羅雨は喜びに緩む頬をどうにか引き締めるが、好奇心が抑えられない。
「ごほん! そのし、神獣様は何故御自ら此処に? もしかして私に会いにいらしたのですか?」
期待の籠もった視線を向けると彼女は微笑んだ。
「随分と話が盛り上がっているようだから、私も混ぜてもらおうと思ったの。駄目だったかしら?」
「いいえ!!」
神獣の思わぬ申出に羅雨は瞳を輝かせた。
「主が人間と言葉を交わすなど!」
「何故です?」
喜ぶ羅雨とは反対に憤慨する千手に羅雨はついむっとして言い返す。
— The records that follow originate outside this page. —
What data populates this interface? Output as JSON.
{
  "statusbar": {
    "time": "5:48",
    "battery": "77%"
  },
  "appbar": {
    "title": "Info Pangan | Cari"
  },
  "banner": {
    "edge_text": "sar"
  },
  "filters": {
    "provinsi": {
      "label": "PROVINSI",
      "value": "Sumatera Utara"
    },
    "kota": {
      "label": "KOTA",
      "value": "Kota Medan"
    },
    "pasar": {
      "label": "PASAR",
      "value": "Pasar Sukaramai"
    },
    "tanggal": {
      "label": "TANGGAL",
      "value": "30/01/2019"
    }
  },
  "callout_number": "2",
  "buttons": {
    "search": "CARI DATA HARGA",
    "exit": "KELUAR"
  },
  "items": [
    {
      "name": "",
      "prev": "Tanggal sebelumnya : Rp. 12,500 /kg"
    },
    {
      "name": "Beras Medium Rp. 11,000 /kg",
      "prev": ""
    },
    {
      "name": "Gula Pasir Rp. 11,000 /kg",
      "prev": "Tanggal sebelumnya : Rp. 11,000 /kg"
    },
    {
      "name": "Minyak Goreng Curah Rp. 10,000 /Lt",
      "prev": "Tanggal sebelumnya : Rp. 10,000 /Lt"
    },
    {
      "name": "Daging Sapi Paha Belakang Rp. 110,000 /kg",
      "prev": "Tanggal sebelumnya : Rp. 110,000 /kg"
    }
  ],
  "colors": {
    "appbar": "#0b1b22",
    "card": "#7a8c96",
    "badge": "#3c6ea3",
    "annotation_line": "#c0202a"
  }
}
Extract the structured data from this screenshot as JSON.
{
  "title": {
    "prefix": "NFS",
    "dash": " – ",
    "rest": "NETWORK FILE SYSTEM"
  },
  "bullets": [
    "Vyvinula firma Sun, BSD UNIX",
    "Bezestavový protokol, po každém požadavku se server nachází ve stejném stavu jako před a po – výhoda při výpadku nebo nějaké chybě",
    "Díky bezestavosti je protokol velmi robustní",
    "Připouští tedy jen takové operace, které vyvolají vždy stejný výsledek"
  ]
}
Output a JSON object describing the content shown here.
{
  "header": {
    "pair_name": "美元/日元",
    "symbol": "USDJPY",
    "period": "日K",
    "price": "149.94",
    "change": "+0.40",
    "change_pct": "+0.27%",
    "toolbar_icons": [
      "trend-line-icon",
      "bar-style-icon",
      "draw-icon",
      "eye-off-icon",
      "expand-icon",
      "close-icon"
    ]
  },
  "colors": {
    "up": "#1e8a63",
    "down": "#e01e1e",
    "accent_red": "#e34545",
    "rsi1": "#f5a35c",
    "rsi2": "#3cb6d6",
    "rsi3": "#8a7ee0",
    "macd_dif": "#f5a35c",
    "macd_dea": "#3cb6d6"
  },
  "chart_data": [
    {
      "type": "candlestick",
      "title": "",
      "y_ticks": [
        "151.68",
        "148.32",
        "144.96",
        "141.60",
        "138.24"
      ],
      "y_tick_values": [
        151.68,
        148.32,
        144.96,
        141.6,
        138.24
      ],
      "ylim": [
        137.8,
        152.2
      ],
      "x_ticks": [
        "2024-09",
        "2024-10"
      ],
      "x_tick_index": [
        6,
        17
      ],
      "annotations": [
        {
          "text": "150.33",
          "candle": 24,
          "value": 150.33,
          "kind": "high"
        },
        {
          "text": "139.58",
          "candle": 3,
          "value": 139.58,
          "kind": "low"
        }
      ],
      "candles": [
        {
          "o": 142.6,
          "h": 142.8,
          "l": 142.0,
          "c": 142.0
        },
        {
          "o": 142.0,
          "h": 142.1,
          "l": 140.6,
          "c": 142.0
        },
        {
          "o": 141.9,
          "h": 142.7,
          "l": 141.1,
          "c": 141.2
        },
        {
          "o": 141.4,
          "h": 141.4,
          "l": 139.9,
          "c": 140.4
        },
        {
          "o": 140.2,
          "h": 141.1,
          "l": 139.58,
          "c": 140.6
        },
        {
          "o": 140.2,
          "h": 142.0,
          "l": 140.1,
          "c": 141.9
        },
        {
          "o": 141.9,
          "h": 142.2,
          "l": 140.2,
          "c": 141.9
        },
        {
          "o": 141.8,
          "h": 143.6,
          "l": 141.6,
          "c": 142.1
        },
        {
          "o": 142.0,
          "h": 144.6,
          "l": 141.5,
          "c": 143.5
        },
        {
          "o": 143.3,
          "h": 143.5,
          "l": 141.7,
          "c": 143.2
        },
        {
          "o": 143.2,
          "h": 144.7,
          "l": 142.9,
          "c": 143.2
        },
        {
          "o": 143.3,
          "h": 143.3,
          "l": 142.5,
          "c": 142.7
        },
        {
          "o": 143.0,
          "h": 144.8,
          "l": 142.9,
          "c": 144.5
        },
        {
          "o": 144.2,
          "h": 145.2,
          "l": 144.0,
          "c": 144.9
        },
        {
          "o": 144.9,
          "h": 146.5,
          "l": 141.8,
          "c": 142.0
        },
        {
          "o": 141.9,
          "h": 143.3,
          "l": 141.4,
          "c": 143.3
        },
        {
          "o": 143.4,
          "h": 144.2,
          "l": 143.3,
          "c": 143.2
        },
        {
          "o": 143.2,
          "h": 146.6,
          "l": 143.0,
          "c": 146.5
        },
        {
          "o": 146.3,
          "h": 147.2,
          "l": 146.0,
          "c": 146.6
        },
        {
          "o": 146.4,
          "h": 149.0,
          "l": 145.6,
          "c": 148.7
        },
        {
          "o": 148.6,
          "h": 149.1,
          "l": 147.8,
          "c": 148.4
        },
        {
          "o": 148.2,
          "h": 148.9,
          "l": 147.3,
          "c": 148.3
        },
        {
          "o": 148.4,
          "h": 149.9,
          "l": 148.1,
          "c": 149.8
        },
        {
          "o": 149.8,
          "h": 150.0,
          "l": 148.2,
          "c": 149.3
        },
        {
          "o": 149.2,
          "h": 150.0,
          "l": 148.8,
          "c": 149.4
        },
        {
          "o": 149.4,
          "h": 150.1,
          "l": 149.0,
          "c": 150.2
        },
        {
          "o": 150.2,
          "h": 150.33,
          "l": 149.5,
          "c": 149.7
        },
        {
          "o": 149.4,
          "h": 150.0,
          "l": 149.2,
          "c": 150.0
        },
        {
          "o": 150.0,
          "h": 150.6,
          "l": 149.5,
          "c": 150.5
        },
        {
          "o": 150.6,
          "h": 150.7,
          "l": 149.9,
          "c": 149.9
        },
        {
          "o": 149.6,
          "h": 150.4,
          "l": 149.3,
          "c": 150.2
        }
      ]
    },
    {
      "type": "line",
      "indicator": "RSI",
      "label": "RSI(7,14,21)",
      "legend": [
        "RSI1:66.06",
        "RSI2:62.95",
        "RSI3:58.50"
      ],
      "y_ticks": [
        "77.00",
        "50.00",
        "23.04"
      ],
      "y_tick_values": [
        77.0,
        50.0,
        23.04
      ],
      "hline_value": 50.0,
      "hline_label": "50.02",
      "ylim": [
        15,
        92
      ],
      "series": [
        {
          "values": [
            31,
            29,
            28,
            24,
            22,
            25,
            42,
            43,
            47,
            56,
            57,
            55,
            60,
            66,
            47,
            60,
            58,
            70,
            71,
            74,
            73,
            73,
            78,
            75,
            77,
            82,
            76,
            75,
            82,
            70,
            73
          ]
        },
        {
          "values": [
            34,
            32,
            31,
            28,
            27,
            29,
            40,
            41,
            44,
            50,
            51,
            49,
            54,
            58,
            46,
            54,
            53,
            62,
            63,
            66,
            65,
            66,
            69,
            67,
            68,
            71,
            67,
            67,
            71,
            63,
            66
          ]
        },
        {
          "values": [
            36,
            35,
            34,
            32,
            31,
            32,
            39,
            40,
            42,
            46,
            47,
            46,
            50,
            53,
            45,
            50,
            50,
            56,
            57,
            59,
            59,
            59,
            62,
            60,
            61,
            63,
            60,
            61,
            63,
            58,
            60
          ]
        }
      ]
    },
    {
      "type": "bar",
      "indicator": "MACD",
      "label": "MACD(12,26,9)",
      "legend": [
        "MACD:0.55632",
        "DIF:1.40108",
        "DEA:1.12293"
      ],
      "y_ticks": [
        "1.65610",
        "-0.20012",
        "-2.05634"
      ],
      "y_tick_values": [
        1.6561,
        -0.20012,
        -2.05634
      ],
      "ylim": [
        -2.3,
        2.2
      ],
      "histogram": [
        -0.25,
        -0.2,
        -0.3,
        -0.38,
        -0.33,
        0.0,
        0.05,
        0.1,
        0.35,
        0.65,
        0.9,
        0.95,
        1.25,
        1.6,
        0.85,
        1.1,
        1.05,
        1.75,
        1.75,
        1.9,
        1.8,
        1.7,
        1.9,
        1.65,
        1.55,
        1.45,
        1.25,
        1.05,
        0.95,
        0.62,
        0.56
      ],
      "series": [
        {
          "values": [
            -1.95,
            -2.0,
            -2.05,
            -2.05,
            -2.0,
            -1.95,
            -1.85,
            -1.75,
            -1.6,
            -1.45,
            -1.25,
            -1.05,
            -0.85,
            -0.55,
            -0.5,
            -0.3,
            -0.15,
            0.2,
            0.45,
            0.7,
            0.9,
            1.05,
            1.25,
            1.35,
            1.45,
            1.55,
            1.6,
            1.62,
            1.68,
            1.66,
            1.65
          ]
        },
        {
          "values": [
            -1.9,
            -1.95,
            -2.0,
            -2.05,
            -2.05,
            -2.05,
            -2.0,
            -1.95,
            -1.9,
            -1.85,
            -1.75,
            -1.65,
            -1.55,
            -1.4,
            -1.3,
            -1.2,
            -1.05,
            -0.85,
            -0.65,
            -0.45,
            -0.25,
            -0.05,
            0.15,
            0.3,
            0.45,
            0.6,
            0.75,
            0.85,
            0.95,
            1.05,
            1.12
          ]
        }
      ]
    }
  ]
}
その様子がおかしかったのか、彼女は笑う。
「ふふ、こんな短い時間で随分と打ち解けたようね」
「そんな事はありません!」
千手が否定するので、羅雨は恨めしげな視線を向けた。
「羅如水、と呼べば良いかしら?」
「羅雨とお呼びください」
彼女に呼ばれ羅雨は向き直った。彼女は神妙な顔で続けた。
「羅雨。本来人の踏み入ることの無いこの場所へ貴方招いたのには理由があるの」
「理由? 私が奇々怪々に魅入られているからですか?」
この宿に辿り着いてから、林辰に真っ先に指摘されたことだ。
「ええ、貴方は奇々怪々に魅入られている。実際その自覚がどれ程あって?」
羅雨は正直に答えた。
「周囲に指摘されて自覚する程度です」
「実はその原因は私にあるの」
「貴女に?」
申し訳無さそうに言う神獣に羅雨は目を丸くした。羅雨の一族は信仰深いが、今まで羅雨の様なものはいなかった。彼女とも全く接点は無かったはずだ。
「私が奇々怪々に魅入られたのは花嫁衣装の付喪神のせいではないのですか?」
そう問う羅雨に彼女は眉尻を下げる。